Touching Lives - March 2010
Research suggests new ways to prevent blindness
Mucous membrane pemphigoid, or MMP, causes the body’s moist skin linings (mucous membranes) to blister. When it affects the eyes, up to 30 per cent of patients become blind due to the formation of scar tissue.
Although MMP most commonly affects elderly people, children can also suffer and its effects are irreversible. Thanks to work by Dr Valerie Saw, an Action Medical Research Fellow based at the prestigious Institute of Ophthalmology, University College London, we now know that giving patients steroid-based medication by mouth is as beneficial as injecting it, sparing the cost and inconvenience for sufferers of unnecessary intravenous treatment.

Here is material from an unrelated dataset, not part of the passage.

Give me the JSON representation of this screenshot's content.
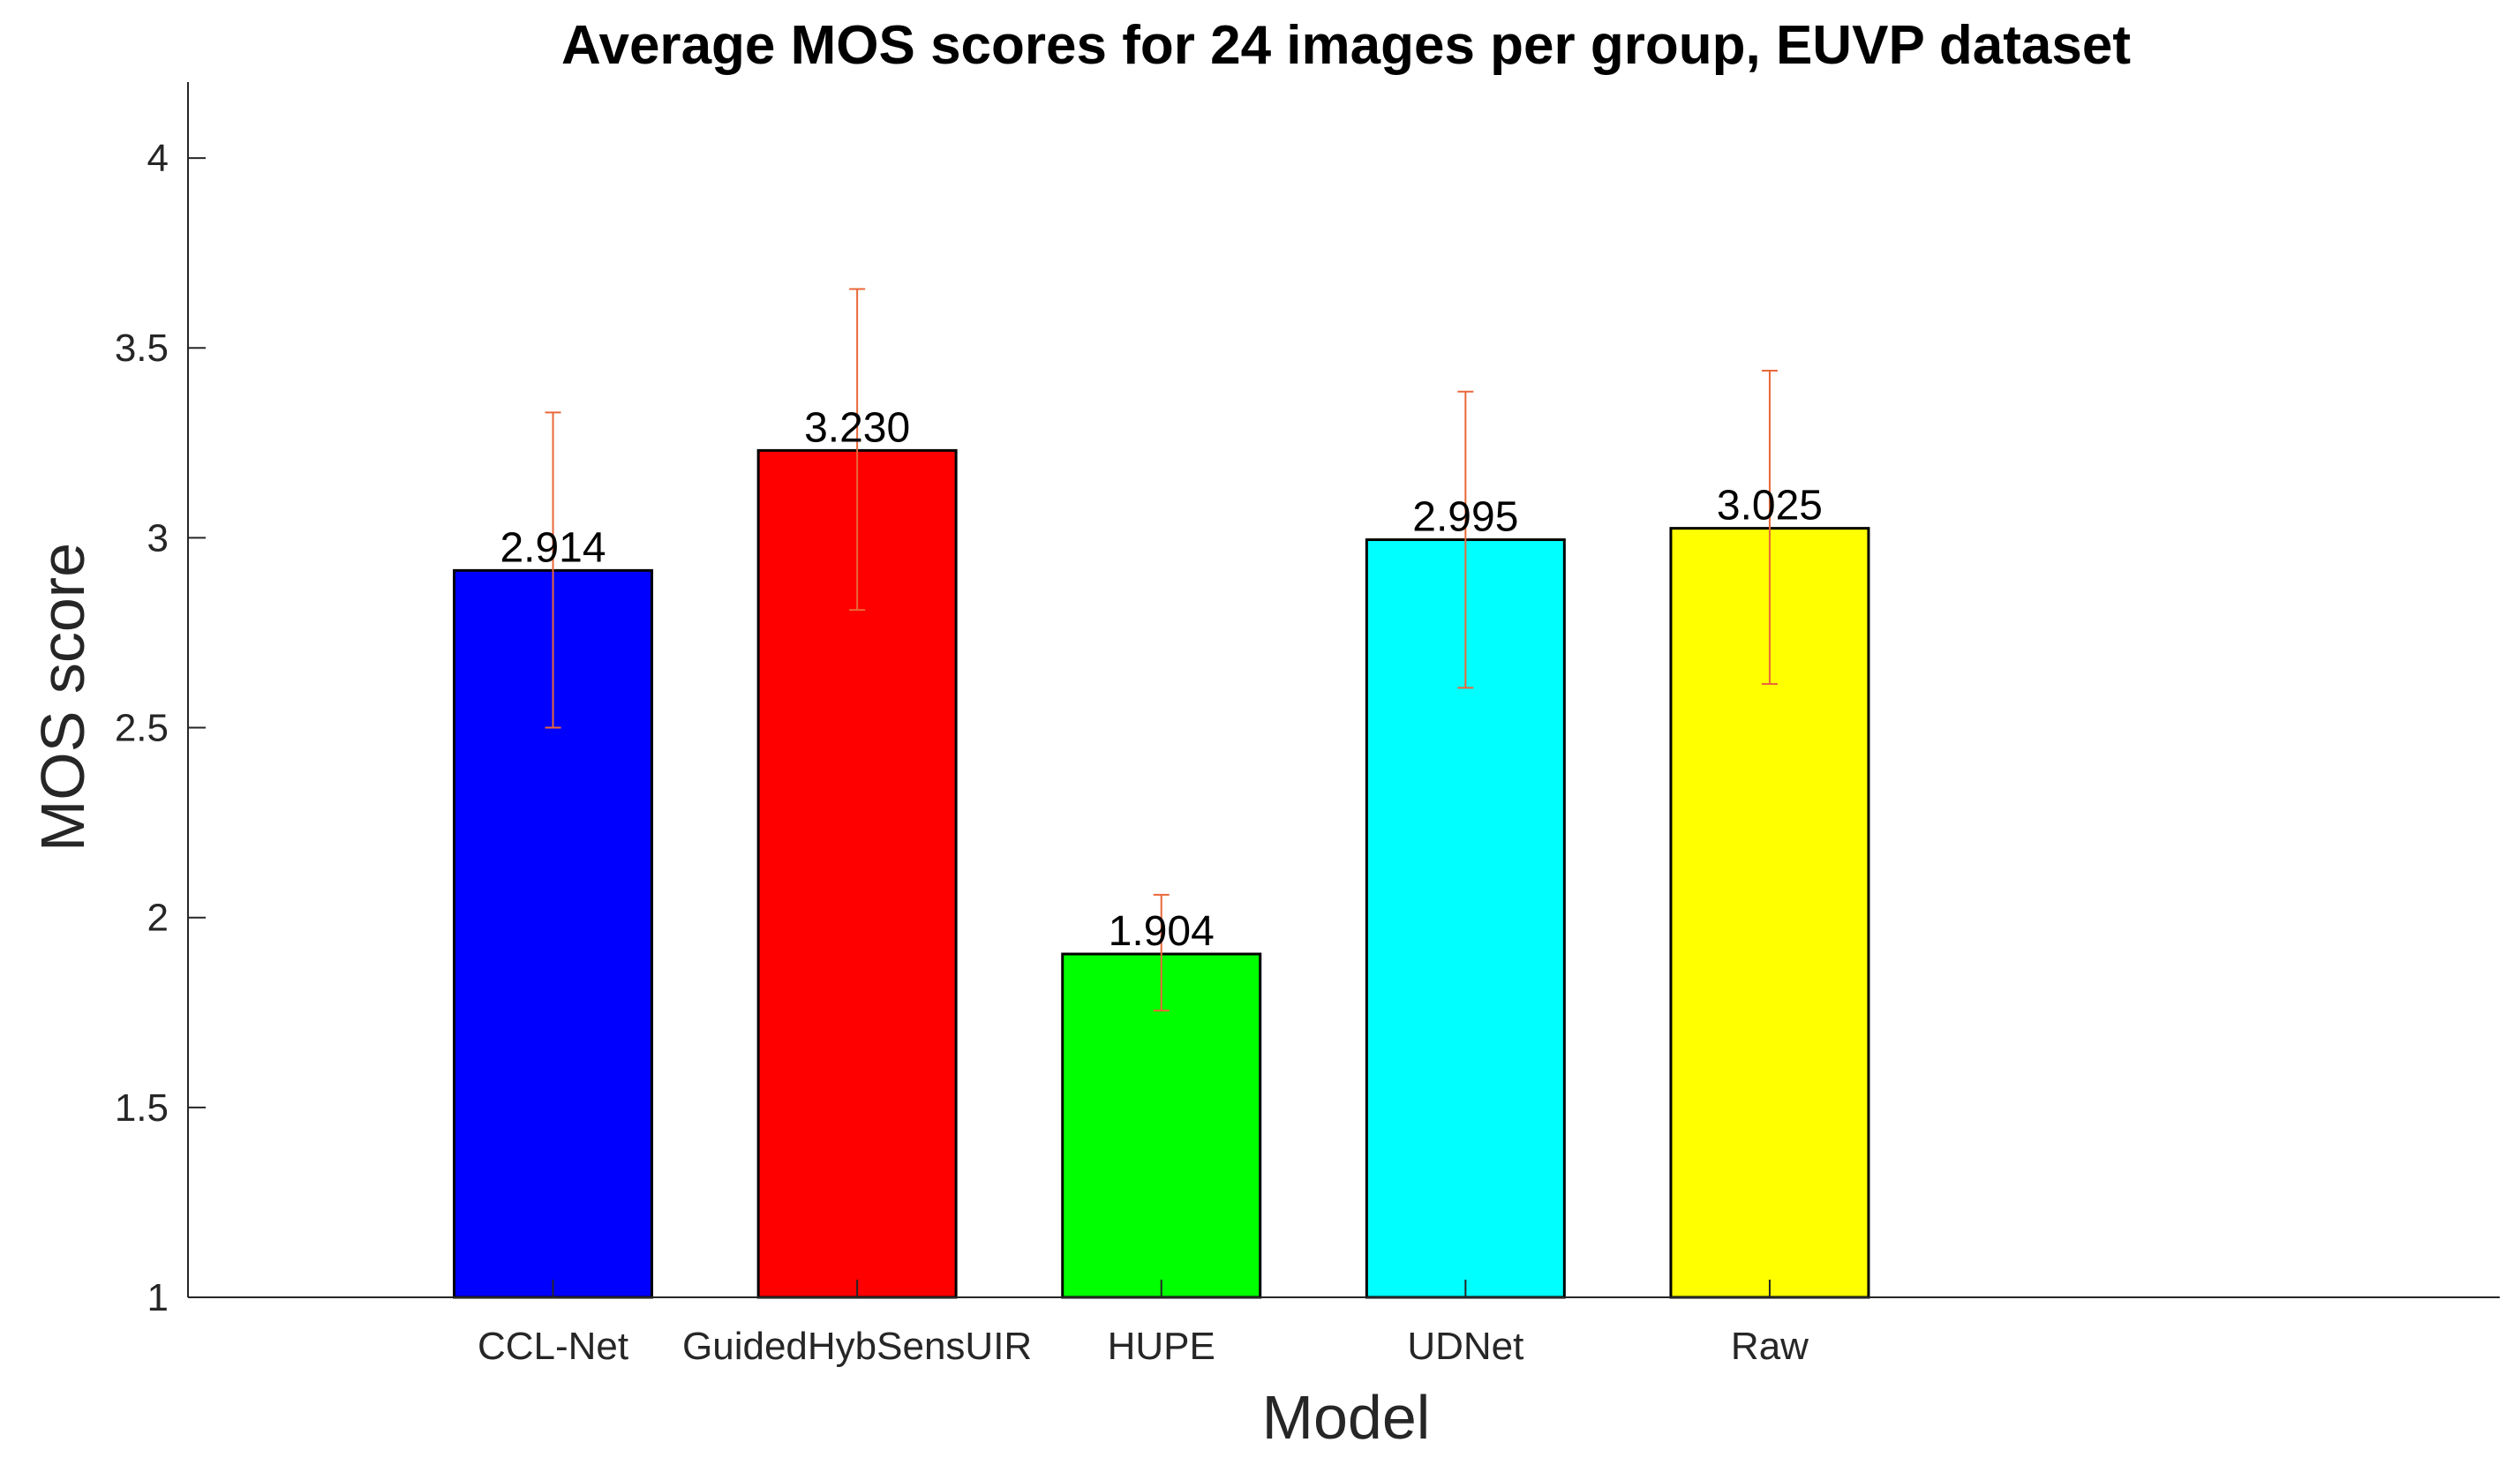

But even more importantly, she found that two chemicals known to cause inflammation are present in MMP and that by blocking them, it could prevent scar tissue formation caused by chronic inflammation. Dr Saw also found that the scar tissue was not just caused by inflammation but by a transformation of the cells in the scar tissue itself.
As a result, Dr Saw’s studies have revealed new pathways towards the development of antiinflammatory and anti-scarring therapies to prevent blindness in MMP. The work may also benefit patients who face blindness caused by other conditions such as trachoma and glaucoma.